Prague has been on my bucket list for as long as I can remember and one of those cities I kept saying I’ll go someday, I’ll go soon which turned into I’m going! I chose to stay for 7 nights so that I could take my time and also visit another Czech city if I wanted to. As it turned out, 7 nights were all spent in Prague and giving myself the extra time allowed me to see Prague in all its glory. It is of course possible to visit Prague over a long weekend if you don’t have much time.
Before we start looking at the attractions, let’s mention the currency upfront: Czech Koruna not the Euro. This is important to mention as Slovakia uses the Euro which can be easy to forget as they are neighbouring countries.
Charles Bridge: This historic bridge crosses the Vitava river and although there are others crossing the same river in Prague, this is most definitely the most famous and most photographed. It is picturesque at all angles but if you want to get a photo on the bridge itself with less tourists then you must go early in the morning or late at night. The 30 statues line both sides of the bridge and you’ll find many tourists trying to grab a selfie with them. Walking along the bridge you’ll have great views as you look up and to the sides so be sure to make the most of the crossing.
Astronomical Clock: This is a medieval clock, installed in 1410 which makes it the 3rd oldest astronomical clock in the world and the oldest one still operating. There are 3 main components: the astronomical dial, representing the position of the Sun and Moon in the sky and displaying various astronomical details, statues of various Catholic saints which stand on either side of the clocked a calendar dial with medallions representing the months. It is beautiful to see, however it is even better to be there as the clock strikes the hour. This is when you’ll see ‘The Walk of the Apostles’ and other figures such as Death (a skeleton) moving around.
Castle and St Vitus Cathedral: Going up to the castle is a worthwhile effort to see the castle, visit the cathedral and also to take photos of the panoramic view of the buildings and spires below although you need to jostle for your space. Although the cathedral is still better known as St Vitus cathedral, it is the Metropolitan Cathedral of Saints Vitus, Wenceslas and Adalbert and is the seat of the Archbishop of Prague. It is gothic in style and contains the tombs of many Bohemian kings and Holy Roman Emperors.
Old Town: Staré Mesto offers a beautiful cobbled area to walk through and enjoy the statues or the entertainment on offer in the square. The astronomical clock attracts many tourists and there are many old buildings to enjoy looking at for their various styles of architecture. Many cafés are around this area so you can grab lunch or a beverage and sit and people watch.

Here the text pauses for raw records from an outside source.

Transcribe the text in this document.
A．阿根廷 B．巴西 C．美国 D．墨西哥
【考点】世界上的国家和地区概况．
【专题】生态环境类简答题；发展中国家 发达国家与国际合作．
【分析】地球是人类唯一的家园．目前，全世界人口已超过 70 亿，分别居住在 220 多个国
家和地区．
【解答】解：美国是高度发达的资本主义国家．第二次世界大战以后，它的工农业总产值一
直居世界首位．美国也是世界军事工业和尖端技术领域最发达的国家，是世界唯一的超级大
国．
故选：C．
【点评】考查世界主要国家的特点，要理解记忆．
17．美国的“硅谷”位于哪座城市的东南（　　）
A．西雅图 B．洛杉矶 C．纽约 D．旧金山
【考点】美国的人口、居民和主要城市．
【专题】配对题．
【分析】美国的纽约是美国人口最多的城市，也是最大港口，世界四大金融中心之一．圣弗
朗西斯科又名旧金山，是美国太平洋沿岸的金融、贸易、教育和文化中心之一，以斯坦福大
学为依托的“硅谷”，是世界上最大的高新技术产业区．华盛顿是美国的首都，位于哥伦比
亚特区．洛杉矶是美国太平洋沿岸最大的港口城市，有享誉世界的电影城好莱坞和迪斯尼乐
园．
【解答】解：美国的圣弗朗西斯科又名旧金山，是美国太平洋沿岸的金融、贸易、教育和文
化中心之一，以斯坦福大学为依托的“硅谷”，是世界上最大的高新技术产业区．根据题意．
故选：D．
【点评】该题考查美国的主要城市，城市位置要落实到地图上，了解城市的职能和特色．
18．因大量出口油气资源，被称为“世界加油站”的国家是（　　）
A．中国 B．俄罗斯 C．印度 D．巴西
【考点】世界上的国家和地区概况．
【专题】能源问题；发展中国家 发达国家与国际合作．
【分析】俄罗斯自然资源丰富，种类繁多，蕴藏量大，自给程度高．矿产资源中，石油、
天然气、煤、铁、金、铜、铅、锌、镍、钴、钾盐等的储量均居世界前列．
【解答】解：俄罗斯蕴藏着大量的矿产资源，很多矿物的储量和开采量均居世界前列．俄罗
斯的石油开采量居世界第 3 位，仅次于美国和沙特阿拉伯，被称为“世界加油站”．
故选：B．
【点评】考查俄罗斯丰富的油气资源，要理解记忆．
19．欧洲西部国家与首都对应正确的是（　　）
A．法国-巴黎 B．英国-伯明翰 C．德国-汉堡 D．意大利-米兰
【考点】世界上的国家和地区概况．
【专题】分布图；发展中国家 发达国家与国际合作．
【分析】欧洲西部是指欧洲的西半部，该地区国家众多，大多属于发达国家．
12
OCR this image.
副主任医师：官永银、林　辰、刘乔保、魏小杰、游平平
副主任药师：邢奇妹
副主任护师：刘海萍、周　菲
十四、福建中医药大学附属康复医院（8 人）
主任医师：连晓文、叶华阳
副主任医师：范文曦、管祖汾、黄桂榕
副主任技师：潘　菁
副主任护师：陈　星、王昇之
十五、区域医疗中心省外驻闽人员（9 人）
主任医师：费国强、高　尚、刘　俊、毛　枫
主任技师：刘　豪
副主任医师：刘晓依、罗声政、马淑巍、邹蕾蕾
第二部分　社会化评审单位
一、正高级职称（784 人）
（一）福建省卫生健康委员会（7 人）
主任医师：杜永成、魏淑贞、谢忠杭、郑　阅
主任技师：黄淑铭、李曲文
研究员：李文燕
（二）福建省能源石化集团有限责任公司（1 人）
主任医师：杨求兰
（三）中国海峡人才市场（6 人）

Other tourist attractions: There are many more tourist attractions and you will no doubt find your own. Although John Lennon never went to Prague, there is a Lennon Wall, a normal wall which has been filled with graffiti since the 1980s despite being repainted many times by dissatisfied authorities.
The Church of the Most Sacred Heart of the Lord, also known as Noah’s Ark Church is worth a visit for the resemblance to Noah’s Ark. More importantly, the 7.5m diameter glazed clock which stands in the 42m high tower wall is the largest in the Czech republic and stands out within the church design.
The Memorial to the Victims of Communism is a group of statues showing the diminishing effect of communism on the individual as the higher up there steps the figures are, the more they have lost parts of their body.
The Penguins on the Vitava stand out due to their yellow colour so you can see them from the bridge as you cross the river, from the opposite bank and especially as you walk along the banks of the river.
Although Prague is known as the ‘City of 100 spires’ apparently when counted, there were in fact 500 spires. As you look up, you see them all over as they stand out across the scenes before you, especially when you get a panoramic view from above.
Solo traveller tips: I felt completely safe whilst walking around in Prague in the day and the evening. However, if you wish to be on the Charles Bridge in the early morning or late at night then I would suggest staying in Old Town as my accommodation was in New Town which was a 15-20 minute walk away.